En mars dernier, l’ARAFER et les Régions travaillaient ensemble pour échanger sur la régulation des services conventionnés. L’occasion pour l’Autorité de rappeler le contexte général, le calendrier de l’ouverture et son rôle dans le cadre du contrôle des modalités d’ouverture. Pour que l’ouverture soit synonyme de renouveau du ferroviaire dans les territoires, mieux vaut appréhender en amont les difficultés qui pourraient être rencontrées dans la préparation des appels d’offres. Le rail – système de transport guidé et exploité à distance avec toutes ses spécificités et ses exigences en matière de sécurité – est bien une affaire de spécialistes, de techniciens… et de passionnés.
L’accès aux services du réseau mis en avant
Pour tout comprendre, il faut encore dire un ou deux mots sur un acteur dont nous avons parlé ici mais qui est encore peu cité dans les médias : c’est le gestionnaire d’infrastructure, SNCF Réseau. Ce sera à cette entreprise de près de 50 000 personnes de procéder à la vente des droits d’accès au réseau. Comme sur une autoroute où vous devez vous acquittez d’un péage, les entreprises de transport qui souhaiteront proposer une offre aux voyageurs et aux régions devront elles-aussi payer leurs droits de passage. Métier complexe que celui de fournisseur d’accès quand 15 000 trains circulent chaque jour sur les 30 000 km de lignes !

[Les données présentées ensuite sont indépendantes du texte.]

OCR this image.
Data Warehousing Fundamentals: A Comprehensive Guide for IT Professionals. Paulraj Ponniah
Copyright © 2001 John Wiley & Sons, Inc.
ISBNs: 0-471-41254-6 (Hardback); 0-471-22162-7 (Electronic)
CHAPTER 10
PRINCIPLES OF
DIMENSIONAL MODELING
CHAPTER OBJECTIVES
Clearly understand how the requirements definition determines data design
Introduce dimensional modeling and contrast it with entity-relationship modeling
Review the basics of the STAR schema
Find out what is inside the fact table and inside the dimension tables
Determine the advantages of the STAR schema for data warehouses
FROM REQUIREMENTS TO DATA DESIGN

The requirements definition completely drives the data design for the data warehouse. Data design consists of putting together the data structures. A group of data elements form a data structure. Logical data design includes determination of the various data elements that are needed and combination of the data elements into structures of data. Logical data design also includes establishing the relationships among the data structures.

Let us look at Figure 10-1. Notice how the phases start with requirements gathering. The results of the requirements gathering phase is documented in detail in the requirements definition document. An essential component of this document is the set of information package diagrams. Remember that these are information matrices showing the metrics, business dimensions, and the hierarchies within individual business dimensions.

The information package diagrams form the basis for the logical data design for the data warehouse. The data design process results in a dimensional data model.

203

L’ouverture rime ici avec tracés, grilles, trames et bonne couture. Du moins, c’est un rôle qui fera parler de lui dans les mois qui viennent puisque c’est au gestionnaire d’infrastructure d’être en quelque sorte le garant de l’équité du système, tout en assurant la sécurité de toutes les circulations (celles de SNCF et celles des futurs clients). Pour s’y préparer, un twittos bien informé a parlé de « POM » (programme ouverture marché Voyageurs) après une interview de Jean GHEDIRA, commercial en chef de l’entreprise SNCF Réseau.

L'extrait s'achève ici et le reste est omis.